The effect of tDCS on balance has not to our knowledge been previously investigated. Although the response to the retropulsion test undoubtedly involves a coordinated neuronal network, including cortical (M1) and subcortical (basal ganglia) structures, vestibular and spinal reflexes, one unanswered question was whether tDCS could impact on this network, either through direct actions on the motor cortex or as a result of the more widespread effects of tDCS that are increasingly recognized. 23 Nevertheless, given that the retropulsion test is abnormal in patients with frontobasal ganglia disorders, the observed effects of tDCS most likely reflect changes to corticosubcortical networks. The combination of PT and off-line tDCS (applied during learning rather than execution of the task) improves balance in patients with leukoaraiosis that may be related to preferential effects on reflex activity, rather than voluntary motor performance. 24 Alternatively, neurostimulatory effects over phasic execution of movement such as a postural response may result from an increase in spontaneous neuronal firing rate. 25 Further studies dissecting the underlying mechanisms involved are warranted.

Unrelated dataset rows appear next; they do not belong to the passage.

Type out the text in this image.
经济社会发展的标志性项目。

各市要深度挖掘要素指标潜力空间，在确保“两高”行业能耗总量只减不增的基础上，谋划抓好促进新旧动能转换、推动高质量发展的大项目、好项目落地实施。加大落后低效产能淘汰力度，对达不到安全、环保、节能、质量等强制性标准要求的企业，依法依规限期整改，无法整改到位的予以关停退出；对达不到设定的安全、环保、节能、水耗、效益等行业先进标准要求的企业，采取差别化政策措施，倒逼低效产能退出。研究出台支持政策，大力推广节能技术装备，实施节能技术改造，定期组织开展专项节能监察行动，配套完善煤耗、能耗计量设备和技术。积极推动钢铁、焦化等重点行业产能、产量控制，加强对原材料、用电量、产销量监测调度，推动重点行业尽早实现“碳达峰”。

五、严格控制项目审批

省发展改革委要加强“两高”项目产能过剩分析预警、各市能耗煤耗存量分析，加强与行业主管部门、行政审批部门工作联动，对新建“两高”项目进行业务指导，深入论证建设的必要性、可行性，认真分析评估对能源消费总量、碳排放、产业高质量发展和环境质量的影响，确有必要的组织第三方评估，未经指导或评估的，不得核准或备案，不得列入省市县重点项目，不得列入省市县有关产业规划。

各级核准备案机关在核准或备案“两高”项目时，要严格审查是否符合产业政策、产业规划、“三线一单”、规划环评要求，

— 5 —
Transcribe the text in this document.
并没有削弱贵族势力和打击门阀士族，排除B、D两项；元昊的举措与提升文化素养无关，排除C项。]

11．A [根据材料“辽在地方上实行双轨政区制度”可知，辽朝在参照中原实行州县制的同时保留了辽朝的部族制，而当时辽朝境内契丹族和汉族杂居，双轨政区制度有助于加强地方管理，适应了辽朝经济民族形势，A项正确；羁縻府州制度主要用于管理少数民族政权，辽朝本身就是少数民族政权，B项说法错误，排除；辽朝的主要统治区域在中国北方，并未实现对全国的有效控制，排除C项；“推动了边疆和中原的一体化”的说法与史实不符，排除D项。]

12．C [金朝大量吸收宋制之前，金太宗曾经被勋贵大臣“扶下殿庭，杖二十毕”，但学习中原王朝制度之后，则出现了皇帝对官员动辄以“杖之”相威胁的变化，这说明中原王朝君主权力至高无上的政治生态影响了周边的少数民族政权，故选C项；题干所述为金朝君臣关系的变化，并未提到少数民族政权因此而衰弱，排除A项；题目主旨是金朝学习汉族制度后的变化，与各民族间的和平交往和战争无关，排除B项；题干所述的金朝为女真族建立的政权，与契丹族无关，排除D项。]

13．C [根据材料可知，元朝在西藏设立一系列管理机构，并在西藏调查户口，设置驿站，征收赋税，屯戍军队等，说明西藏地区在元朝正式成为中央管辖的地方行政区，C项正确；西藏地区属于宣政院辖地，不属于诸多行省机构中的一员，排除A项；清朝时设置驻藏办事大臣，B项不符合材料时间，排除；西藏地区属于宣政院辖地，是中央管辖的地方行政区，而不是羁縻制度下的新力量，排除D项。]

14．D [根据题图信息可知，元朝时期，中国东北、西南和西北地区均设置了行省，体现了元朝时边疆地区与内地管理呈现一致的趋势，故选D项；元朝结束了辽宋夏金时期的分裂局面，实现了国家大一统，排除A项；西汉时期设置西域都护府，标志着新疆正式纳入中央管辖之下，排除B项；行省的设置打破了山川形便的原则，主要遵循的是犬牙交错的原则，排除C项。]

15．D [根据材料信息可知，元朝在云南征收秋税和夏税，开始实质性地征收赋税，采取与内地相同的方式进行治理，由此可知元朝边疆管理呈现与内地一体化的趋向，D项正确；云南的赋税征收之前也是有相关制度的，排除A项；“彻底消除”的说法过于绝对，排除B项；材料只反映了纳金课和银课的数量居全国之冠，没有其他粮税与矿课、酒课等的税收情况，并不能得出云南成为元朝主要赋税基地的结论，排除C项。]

Study Limitations and Future Implications
As with most neurostimulation studies, one should not falsely attribute behavioral effects to the structures directly beneath the electrodes or coil. As such, our effects may not be restricted to the primary motor or prefrontal cortices. Although a smaller electrode surface area and reduced current density results in more focal cortical stimulation, a larger electrode size can induce a more distributed, if less intense, effect beneath the electrode 26 that can be helpful for bihemispheric primary and premotor cortex stimulation, as in this study. As with many exploratory studies, multiple outcome measures were assessed to investigate the effect of tDCS and PT on various aspects of gait, which is a limitation of this study.

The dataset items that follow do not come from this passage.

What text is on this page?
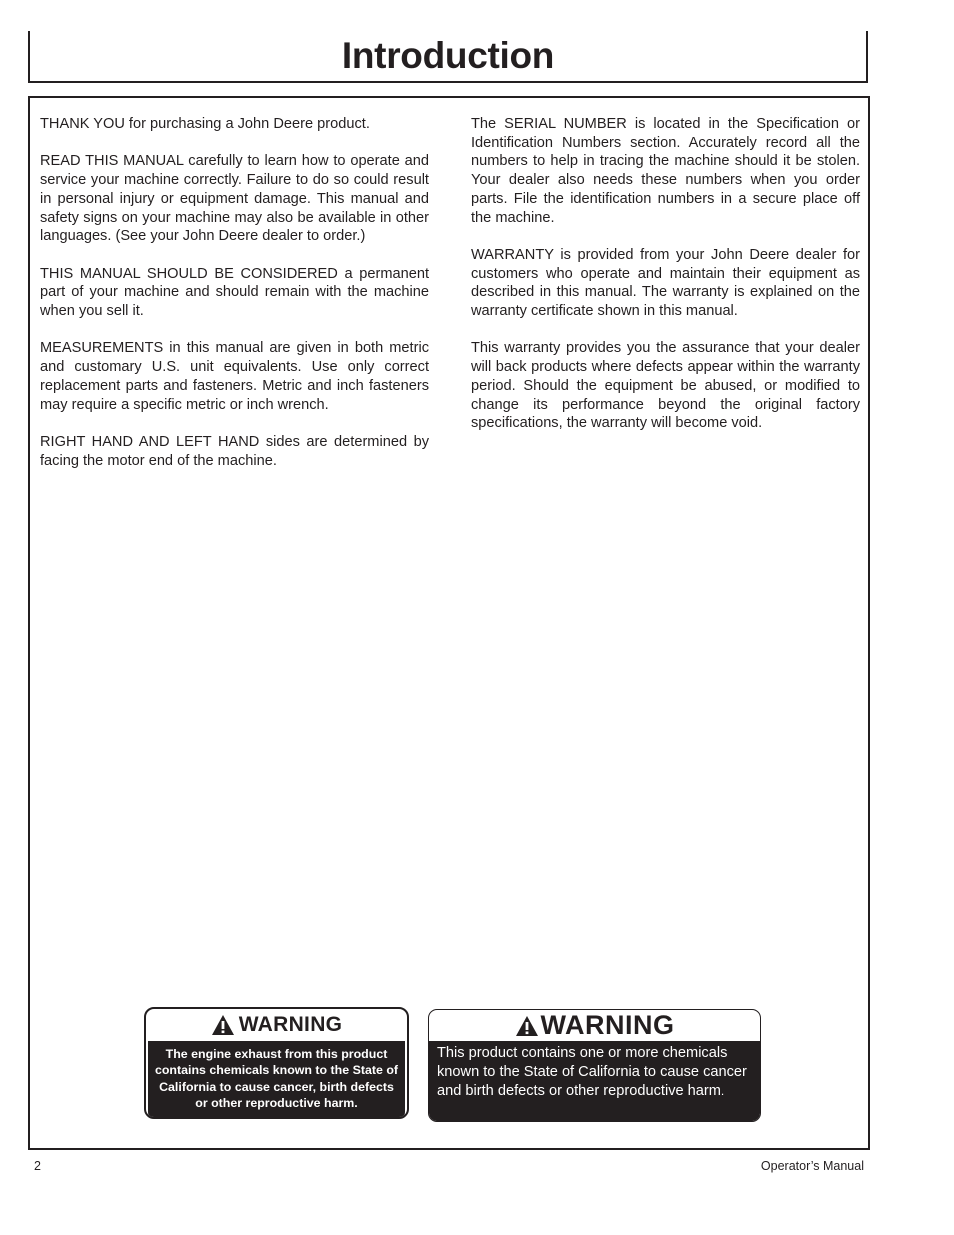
Introduction

THANK YOU for purchasing a John Deere product.

READ THIS MANUAL carefully to learn how to operate and service your machine correctly. Failure to do so could result in personal injury or equipment damage. This manual and safety signs on your machine may also be available in other languages. (See your John Deere dealer to order.)

THIS MANUAL SHOULD BE CONSIDERED a permanent part of your machine and should remain with the machine when you sell it.

MEASUREMENTS in this manual are given in both metric and customary U.S. unit equivalents. Use only correct replacement parts and fasteners. Metric and inch fasteners may require a specific metric or inch wrench.

RIGHT HAND AND LEFT HAND sides are determined by facing the motor end of the machine.

The SERIAL NUMBER is located in the Specification or Identification Numbers section. Accurately record all the numbers to help in tracing the machine should it be stolen. Your dealer also needs these numbers when you order parts. File the identification numbers in a secure place off the machine.

WARRANTY is provided from your John Deere dealer for customers who operate and maintain their equipment as described in this manual. The warranty is explained on the warranty certificate shown in this manual.

This warranty provides you the assurance that your dealer will back products where defects appear within the warranty period. Should the equipment be abused, or modified to change its performance beyond the original factory specifications, the warranty will become void.

WARNING
The engine exhaust from this product contains chemicals known to the State of California to cause cancer, birth defects or other reproductive harm.
WARNING
This product contains one or more chemicals known to the State of California to cause cancer and birth defects or other reproductive harm.
2	Operator’s Manual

In summary, combining locomotor training with tDCS may offer a treatment option for patients with gait disorder due to leukoaraiosis. Given that gait variability is a functional indicator of gait dysfunction in leukoaraiosis, anodal tDCS as used here may entrain a more symmetrical locomotor pattern that could prove clinically relevant. To provide evidence of the effectiveness of these treatments further randomized controlled trials with larger samples of patients are warranted.
Footnotes
Acknowledgements
We are grateful to all the staff at the Hospital Sirio Libanes in Buenos Aires. We thank the participants for their contribution of time and information to the study.

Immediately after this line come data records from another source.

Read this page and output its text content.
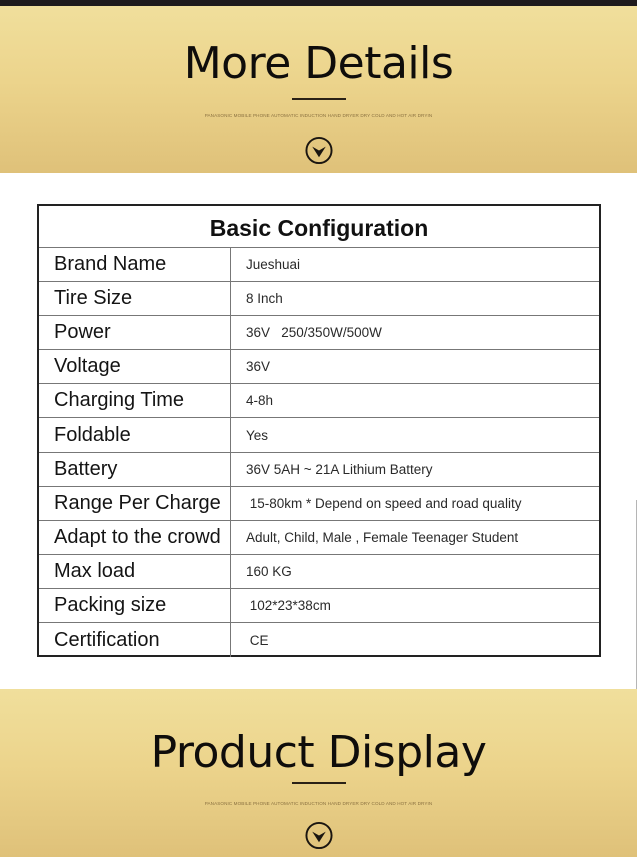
More Details
PANASONIC MOBILE PHONE AUTOMATIC INDUCTION HAND DRYER DRY COLD AND HOT AIR DRYIN
Basic Configuration
Brand Name	Jueshuai
Tire Size	8 Inch
Power	36V   250/350W/500W
Voltage	36V
Charging Time	4-8h
Foldable	Yes
Battery	36V 5AH ~ 21A Lithium Battery
Range Per Charge	15-80km * Depend on speed and road quality
Adapt to the crowd	Adult, Child, Male , Female Teenager Student
Max load	160 KG
Packing size	102*23*38cm
Certification	CE
Product Display
PANASONIC MOBILE PHONE AUTOMATIC INDUCTION HAND DRYER DRY COLD AND HOT AIR DRYIN
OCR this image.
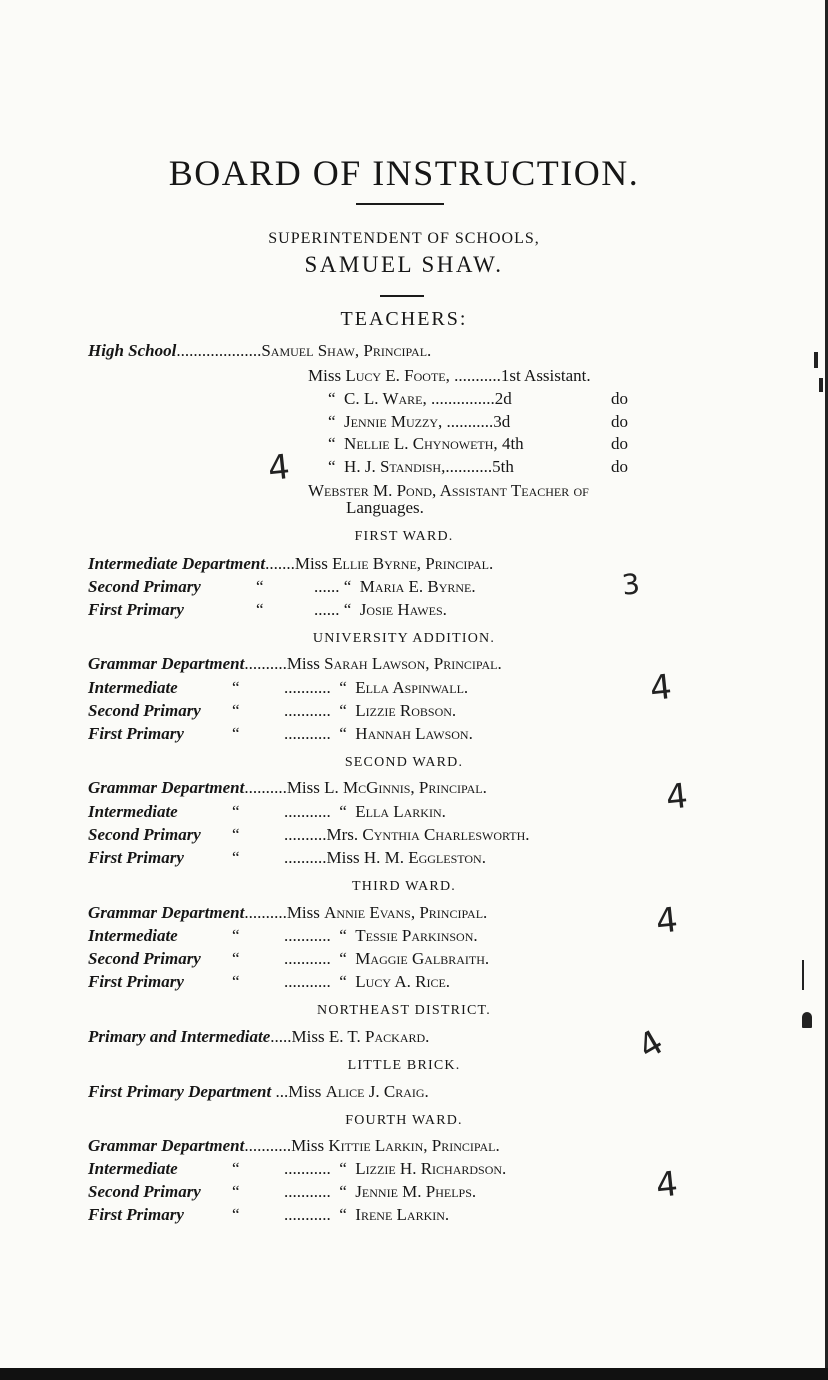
BOARD OF INSTRUCTION.
SUPERINTENDENT OF SCHOOLS,
SAMUEL SHAW.
TEACHERS:
High School....................Samuel Shaw, Principal.
Miss Lucy E. Foote, ...........1st Assistant.
“ C. L. Ware, ...............2d	do
“ Jennie Muzzy, ...........3d	do
“ Nellie L. Chynoweth, 4th	do
“ H. J. Standish,...........5th	do
Webster M. Pond, Assistant Teacher of
Languages.
FIRST WARD.
Intermediate Department.......Miss Ellie Byrne, Principal.
Second Primary	“	...... “ Maria E. Byrne.
First Primary	“	...... “ Josie Hawes.
UNIVERSITY ADDITION.
Grammar Department..........Miss Sarah Lawson, Principal.
Intermediate	“	........... “ Ella Aspinwall.
Second Primary “	........... “ Lizzie Robson.
First Primary	“	........... “ Hannah Lawson.
SECOND WARD.
Grammar Department..........Miss L. McGinnis, Principal.
Intermediate	“	........... “ Ella Larkin.
Second Primary “	..........Mrs. Cynthia Charlesworth.
First Primary	“	..........Miss H. M. Eggleston.
THIRD WARD.
Grammar Department..........Miss Annie Evans, Principal.
Intermediate	“	........... “ Tessie Parkinson.
Second Primary “	........... “ Maggie Galbraith.
First Primary	“	........... “ Lucy A. Rice.
NORTHEAST DISTRICT.
Primary and Intermediate.....Miss E. T. Packard.
LITTLE BRICK.
First Primary Department ...Miss Alice J. Craig.
FOURTH WARD.
Grammar Department...........Miss Kittie Larkin, Principal.
Intermediate	“	........... “ Lizzie H. Richardson.
Second Primary “	........... “ Jennie M. Phelps.
First Primary	“	........... “ Irene Larkin.
4
3
4
4
4
4
4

Declaration of Conflicting Interests
The author(s) declared the following potential conflicts of interest with respect to the research, authorship, and/or publication of this article: JHA works as a consultant for Balance International Innovations GmbH that manufacture some of the equipment used in this study.
Funding
The author(s) disclosed receipt of the following financial support for the research, authorship, and/or publication of this article: AMB is supported by a grant from the Medical Research Council (United Kingdom).